WASHINGTON — Ivan Iricanin has the seven-year itch. Despite pleas from regulars not to change the vibe of the District's only Balkan restaurant, which opened in January 2013, Iricanin is undertaking a complete and total overhaul of Ambar Capitol Hill.
"Every single bit will be new," Iricanin, Ambar's founder and CEO, said.
Starting Jan. 27, Ambar Capitol Hill will shutter for approximately eight weeks to complete the renovation, doubling the restaurant in square footage, adding a third floor rooftop and swapping out lighting, fabrics and furniture. The change-opposed Ambar fans shouldn't fret, though, as Iricanin swears he'll be "keeping the charm and old Ambar feel, just with new materials."

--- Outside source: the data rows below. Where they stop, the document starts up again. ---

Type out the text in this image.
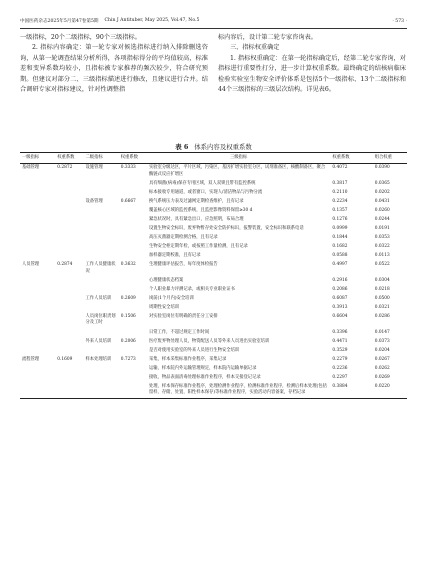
中国医药杂志2025年5月第47卷第5期 Chin J Antituber, May 2025, Vol.47, No.5	· 573 ·

一级指标，20个二级指标，90个三级指标。

2. 指标内容确定：第一轮专家对候选指标进行纳入排除删选咨询，从第一轮调查结果分析所得，各项指标得分的平均值较高，标准差和变异系数均较小，且指标被专家推荐的频次较少，符合研究预期。但建议对部分二、三级指标描述进行修改，且建议进行合并。结合调研专家对指标建议，针对性调整指

标内容后，设计第二轮专家咨询表。

三、指标权重确定

1. 指标权重确定：在第一轮指标确定后，经第二轮专家咨询，对指标进行重要性打分，进一步计算权重系数。最终确定的结核病临床检验实验室生物安全评价体系是包括5个一级指标、13个二级指标和44个三级指标的三级层次结构。详见表6。

表 6 体系内容及权重系数
一级指标	权重系数	二级指标	权重系数	三级指标	权重系数	组合权重
基础管理	0.2872	设施管理	0.3333	实验室分级达区，平片区域，污染区，基因扩增实验室分区，试剂准备区，核酸制备区，聚合酶链式反应扩增区	0.4072	0.0390
				具有细菌(病毒)保存专用区域，双人双锁且带有监控系统	0.3817	0.0365
				标本接收专用通道，或者窗口，实现人/清洁物品与污物分流	0.2110	0.0202
		设备管理	0.6667	换气系统压力表及过滤网定期检查维护，且有记录	0.2234	0.0431
				覆盖核心区域的监控系统，且监控影像资料保留≥30 d	0.1357	0.0260
				紧急状况时，具有紧急出口，应急照明，布局合理	0.1276	0.0244
				设置生物安全标识，废弃物暂存处安全防护标识，报警装置，安全标识和联系电话	0.0999	0.0191
				高压灭菌器定期检测合格，且有记录	0.1844	0.0353
				生物安全柜定期年检，或按照工作量检测，且有记录	0.1682	0.0322
				加样器定期校准，且有记录	0.0588	0.0113
人员管理	0.2874	工作人员健康状况	0.3632	生理健康评估报告，每年度体检报告	0.4997	0.0522
				心理健康状态档案	0.2916	0.0304
				个人职业暴力评测记录，或相关专业职业证书	0.2086	0.0218
		工作人员培训	0.2609	岗前(1个月内)安全培训	0.6087	0.0500
				周期性安全培训	0.3913	0.0321
		人员岗位职责划分及工时	0.1506	对实验室岗位有明确的责任分工安排	0.6604	0.0286
				日常工作，不超过规定工作时间	0.3396	0.0147
		外来人员培训	0.2006	医疗废弃物处理人员，物资配送人员等外来人员进出实验室培训	0.4471	0.0373
				是否对使用实验室的外来人员进行生物安全培训	0.3529	0.0204
流程管理	0.1609	样本处理培训	0.7273	采集，样本采集标准作业程序，采集记录	0.2279	0.0267
				运输，样本院内外运输管理规定，样本院内运输单据记录	0.2236	0.0262
				接收，物品表面清毒处理标准作业程序，样本交接登记记录	0.2297	0.0269
				处理，样本保存标准作业程序，处理检测作业程序，检测标准作业程序，检测后样本处理(包括留样，存储，处置，阳性样本保存)等标准作业程序，实验活动内容备案，存档记录	0.3884	0.0220
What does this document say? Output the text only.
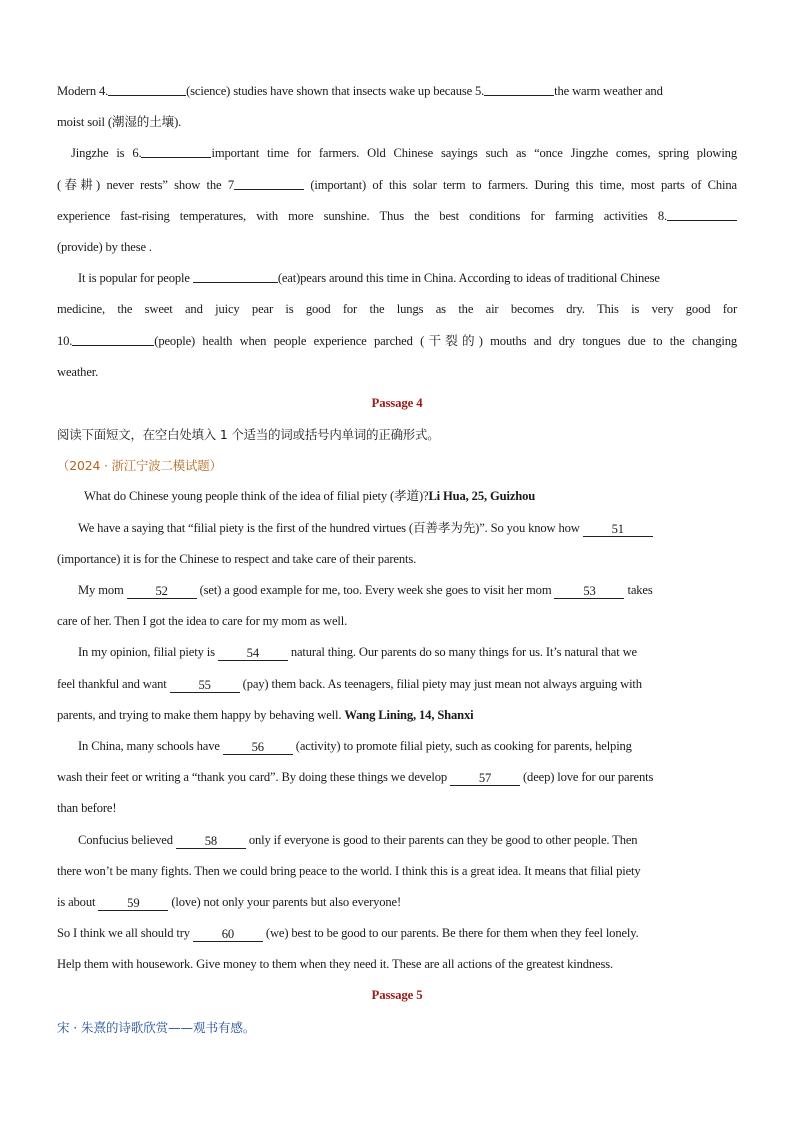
Modern 4.	(science) studies have shown that insects wake up because 5.	the warm weather and
moist soil (潮湿的土壤).
Jingzhe is 6.	important time for farmers. Old Chinese sayings such as “once Jingzhe comes, spring plowing
(春耕) never rests” show the 7	(important) of this solar term to farmers. During this time, most parts of China
experience fast-rising temperatures, with more sunshine. Thus the best conditions for farming activities 8.
(provide) by these .
It is popular for people	(eat)pears around this time in China. According to ideas of traditional Chinese
medicine, the sweet and juicy pear is good for the lungs as the air becomes dry. This is very good for
10.	(people) health when people experience parched (干裂的) mouths and dry tongues due to the changing
weather.
Passage 4
阅读下面短文，在空白处填入 1 个适当的词或括号内单词的正确形式。
（2024 · 浙江宁波二模试题）
What do Chinese young people think of the idea of filial piety (孝道)?Li Hua, 25, Guizhou
We have a saying that “filial piety is the first of the hundred virtues (百善孝为先)”. So you know how 51
(importance) it is for the Chinese to respect and take care of their parents.
My mom 52 (set) a good example for me, too. Every week she goes to visit her mom 53 takes
care of her. Then I got the idea to care for my mom as well.
In my opinion, filial piety is 54 natural thing. Our parents do so many things for us. It’s natural that we
feel thankful and want 55 (pay) them back. As teenagers, filial piety may just mean not always arguing with
parents, and trying to make them happy by behaving well. Wang Lining, 14, Shanxi
In China, many schools have 56 (activity) to promote filial piety, such as cooking for parents, helping
wash their feet or writing a “thank you card”. By doing these things we develop 57 (deep) love for our parents
than before!
Confucius believed 58 only if everyone is good to their parents can they be good to other people. Then
there won’t be many fights. Then we could bring peace to the world. I think this is a great idea. It means that filial piety
is about 59 (love) not only your parents but also everyone!
So I think we all should try 60 (we) best to be good to our parents. Be there for them when they feel lonely.
Help them with housework. Give money to them when they need it. These are all actions of the greatest kindness.
Passage 5
宋 · 朱熹的诗歌欣赏——观书有感。
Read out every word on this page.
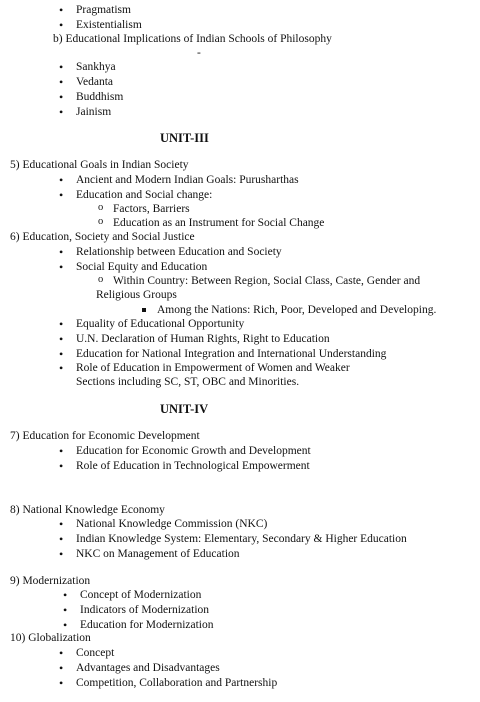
• Pragmatism
• Existentialism
b) Educational Implications of Indian Schools of Philosophy
-
• Sankhya
• Vedanta
• Buddhism
• Jainism
UNIT-III
5) Educational Goals in Indian Society
• Ancient and Modern Indian Goals: Purusharthas
• Education and Social change:
o Factors, Barriers
o Education as an Instrument for Social Change
6) Education, Society and Social Justice
• Relationship between Education and Society
• Social Equity and Education
o Within Country: Between Region, Social Class, Caste, Gender and
Religious Groups
Among the Nations: Rich, Poor, Developed and Developing.
• Equality of Educational Opportunity
• U.N. Declaration of Human Rights, Right to Education
• Education for National Integration and International Understanding
• Role of Education in Empowerment of Women and Weaker
Sections including SC, ST, OBC and Minorities.
UNIT-IV
7) Education for Economic Development
• Education for Economic Growth and Development
• Role of Education in Technological Empowerment
8) National Knowledge Economy
• National Knowledge Commission (NKC)
• Indian Knowledge System: Elementary, Secondary & Higher Education
• NKC on Management of Education
9) Modernization
• Concept of Modernization
• Indicators of Modernization
• Education for Modernization
10) Globalization
• Concept
• Advantages and Disadvantages
• Competition, Collaboration and Partnership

Beyond expanding from 3,000-square-feet to 6,000, Ambar's first-floor kitchen will be doubled, a kitchen will be added on the rooftop, a charcoal grill will be brought in and the space will have four bars, including a Rakia bar and a dedicated wine room.
The first floor is divided into two dining areas, seating 10 and 37 respectively. The floors will be tiled in hex-shaped terra cotta, and a double-height wall at the entrance is covered in white-washed stone veneer, meant to look like architecture common near the Balkan seaside. Rustic oak beams adorn the ceiling, and the statement two-story bookshelf in the current design will remain as a nod to the original Ambar.
Iricanin said the second floor is where you start to see a more contemporary design. Again divided into two dining areas, the first features 36 seats and 14 bar seats. Hardwood floors and bar stools upholstered in a traditional "kilim" fabric from the Balkans give a modern, yet old-world touch. The second space is a 38-seat wine room to highlight Ambar's vast collection of Balkan wines. A custom wine display made in Italy with a rustic copper finish and European bentwood furniture are the centerpieces of the space.
Finally, the 48-seat third floor retractable rooftop will give guests the feel of being in an indoor European courtyard. Green and white checkered tiles, a birchwood trellis adorned with live plants -- an element Iricanin loves from Ambar Clarendon -- and Carrera marble tabletops all bring the outdoors in.
Iricanin clearly believes in the value of "new materials," as he's willing to shell out a pretty penny to achieve his desired look; he estimates the renovation will cost $3 million in totality.
"This kind of investment only makes sense if you are investing in your own property," Iricanin said.
Two years ago, Iricanin and his business partner purchased the building that houses Ambar Capitol Hill, which was the restaurateur's first solo project. Iricanin admitted his opening budget seven years ago was considerably tighter than what he can afford now, and recalls literally nailing planks in himself, alongside his designer wife, Nya Gill.
"My wife and friends were all helping out the first go around, and it was a hustle," Iricanin said. "And then people loved it so much, they didn't want me to change it, even though they knew, like I did, that it was time for more."
Gill is spearheading the redesign, and was the designer of Ambar Clarendon as well.
Along with the aesthetic changes, menu changes are coming as well. Iricanin said his team will be pulling from "the best of the best" at all Ambar locations, including Clarendon and Belgrade. Favorites from Clarendon that are in the running include a slow-roasted lamb, slow-cooked potatoes and cheese-stuffed peppers made in a roasted red pepper emulsion. The introduction of the charcoal grill will also be a game changer, and made-to-order bread will be a staple of the new menu.
"We have a lamb lasagna that is my personal favorite," Iricanin said. "I'll be pushing heavy for that to make its way to Capitol Hill."
Iricanin estimates that Ambar currently serves 1,600 to 1,900 plates per night, and believes the increased space will allow them to serve closer to 2,200 plates a night. He plans to increase staff by 30% to accomodate.
But it's not all about speed, he reiterated. The increased kitchen space may mean that he has seven people working the line instead of five, but rather than one person making 15 plates, he'd like to see them make 10 instead.
"The expectation will be to give even more attention to detail," Iricanin said.
Ambar Capitol Hill's last day of service is Jan. 27, and Iricanin anticipates reopening the last week of March or early April.